ア「じゃあ、私はスズちゃんの傘で一緒に帰るから、シノちゃんは津田君の傘で帰りなよ。方向一緒でしょう」
シ「そうだな。御堂の傘は折り畳みだから、一人しか入れないだろうし、津田のは置き忘れだから大きいだろう」
タ「そうですね。そうしましょうか」
そして、校門の前で別れる。
ア「それじゃあ、また明日」
ス「さようなら」
挨拶をして、二人と別れる。でも、本来の傘の持ち主ではなく、入れてもらっている方が傘を持っているのに、少々涙する光景だった。
ハ「じゃあ俺も。コンビニよるんで」
シ「そうか。
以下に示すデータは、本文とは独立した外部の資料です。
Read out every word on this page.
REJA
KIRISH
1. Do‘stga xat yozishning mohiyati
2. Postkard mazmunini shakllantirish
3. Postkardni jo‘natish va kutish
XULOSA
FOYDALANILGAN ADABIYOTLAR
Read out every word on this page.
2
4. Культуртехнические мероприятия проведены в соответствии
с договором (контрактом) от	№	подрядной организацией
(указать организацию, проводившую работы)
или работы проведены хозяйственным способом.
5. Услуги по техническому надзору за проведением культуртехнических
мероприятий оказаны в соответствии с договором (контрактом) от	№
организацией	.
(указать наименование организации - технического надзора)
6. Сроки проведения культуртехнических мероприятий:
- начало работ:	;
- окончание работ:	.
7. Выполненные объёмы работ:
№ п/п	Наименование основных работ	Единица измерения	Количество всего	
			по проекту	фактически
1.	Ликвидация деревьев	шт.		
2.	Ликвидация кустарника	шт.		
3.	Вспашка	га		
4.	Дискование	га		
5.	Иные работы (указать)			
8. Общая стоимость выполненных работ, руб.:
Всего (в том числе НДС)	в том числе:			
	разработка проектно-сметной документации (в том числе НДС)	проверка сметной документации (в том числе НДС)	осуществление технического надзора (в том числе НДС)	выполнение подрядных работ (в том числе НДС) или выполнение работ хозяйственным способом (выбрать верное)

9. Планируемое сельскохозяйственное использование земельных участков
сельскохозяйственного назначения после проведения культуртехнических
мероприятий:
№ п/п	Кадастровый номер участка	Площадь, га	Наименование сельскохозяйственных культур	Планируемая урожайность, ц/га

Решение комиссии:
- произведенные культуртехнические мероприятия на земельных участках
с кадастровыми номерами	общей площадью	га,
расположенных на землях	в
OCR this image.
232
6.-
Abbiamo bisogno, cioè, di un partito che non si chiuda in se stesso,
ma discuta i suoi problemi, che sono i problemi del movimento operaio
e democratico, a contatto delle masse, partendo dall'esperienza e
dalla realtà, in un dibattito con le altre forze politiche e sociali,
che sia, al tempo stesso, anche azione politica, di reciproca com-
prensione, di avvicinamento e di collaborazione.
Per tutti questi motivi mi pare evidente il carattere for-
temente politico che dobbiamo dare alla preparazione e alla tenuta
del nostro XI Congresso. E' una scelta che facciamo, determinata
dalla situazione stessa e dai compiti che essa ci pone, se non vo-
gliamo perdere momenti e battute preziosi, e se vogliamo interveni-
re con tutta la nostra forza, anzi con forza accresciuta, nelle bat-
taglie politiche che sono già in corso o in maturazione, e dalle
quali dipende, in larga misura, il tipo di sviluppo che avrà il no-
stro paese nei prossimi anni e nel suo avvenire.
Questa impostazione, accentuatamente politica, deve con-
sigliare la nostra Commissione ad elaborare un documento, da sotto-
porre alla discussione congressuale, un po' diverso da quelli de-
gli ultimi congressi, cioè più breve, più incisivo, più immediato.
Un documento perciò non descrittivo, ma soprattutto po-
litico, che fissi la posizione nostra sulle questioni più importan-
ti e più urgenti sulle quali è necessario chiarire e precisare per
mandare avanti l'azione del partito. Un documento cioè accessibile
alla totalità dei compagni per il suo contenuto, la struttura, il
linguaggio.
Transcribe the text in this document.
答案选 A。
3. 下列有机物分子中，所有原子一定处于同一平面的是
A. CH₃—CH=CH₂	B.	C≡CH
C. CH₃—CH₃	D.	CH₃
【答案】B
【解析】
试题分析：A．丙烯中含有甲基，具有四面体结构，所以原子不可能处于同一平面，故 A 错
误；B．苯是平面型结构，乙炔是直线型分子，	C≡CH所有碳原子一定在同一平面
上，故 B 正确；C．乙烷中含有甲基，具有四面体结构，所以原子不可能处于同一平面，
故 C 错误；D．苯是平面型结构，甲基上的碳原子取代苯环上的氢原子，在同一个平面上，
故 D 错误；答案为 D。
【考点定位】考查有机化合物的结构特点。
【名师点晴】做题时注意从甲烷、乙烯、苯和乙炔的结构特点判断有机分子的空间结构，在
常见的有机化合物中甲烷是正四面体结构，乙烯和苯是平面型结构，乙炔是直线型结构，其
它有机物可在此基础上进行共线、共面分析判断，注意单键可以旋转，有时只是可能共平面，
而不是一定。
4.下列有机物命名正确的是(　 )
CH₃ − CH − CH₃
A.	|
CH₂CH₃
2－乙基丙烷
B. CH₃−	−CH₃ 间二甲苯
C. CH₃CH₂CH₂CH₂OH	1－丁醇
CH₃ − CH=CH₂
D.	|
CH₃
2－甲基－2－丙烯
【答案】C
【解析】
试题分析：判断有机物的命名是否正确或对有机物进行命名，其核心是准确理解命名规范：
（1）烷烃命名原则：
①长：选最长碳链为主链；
それじゃあな」
タ「お疲れー」
会長&タカトシと別れ、俺はコンビニまで歩いて行った。
タカトシside
俺は会長を傘に入れて歩いている。
シ「こうしてみると、これって相合傘だな」
タ「あ、そうですね」
しばらく歩き進める。
シ「他人から見ると、私たちはそういう関係なのだろうか?」
タ「気を付けないといけませんね。会長、人気者ですし」
これで見られたら、本当に穴をぶち抜かれない。
タカトシside out
ラ「本当に気を付けないといけないわね」
ハ「何やっているんですか、畑さん」
コンビニから帰る途中、電柱に隠れている畑さんを見つけてしまった。手にはカメラを持っているが、何を撮っていたのだろうか?
シノside
相合傘をしたまま、学校からの帰り道を歩いていく。これはこれで少し恥ずかしいものだな。
しばらく歩き進めると、分かれ道まで来た。
シ「それじゃあ、私はこれで。今日はありがとうな」
タ「それなら、俺の傘を貸しますよ」
シ「え…」
ここから走って帰ればそれほどぬれずに帰れるから、ここで別れようと思ったのだが、まさか傘を貸してこようとは。
とはいえ、これはこれで悪い。
シ「そんな、それは悪い…」
タ「俺は平気ですよ。それに、誕生日の主役を濡らして返すわけにもいかないじゃないですか」
そういって、私に傘を持たせる。男性用の無骨で大きい傘を。
タ「それじゃあ」
シ「あ、ちょっと―」
その先の信号が、タイミング悪く赤になった。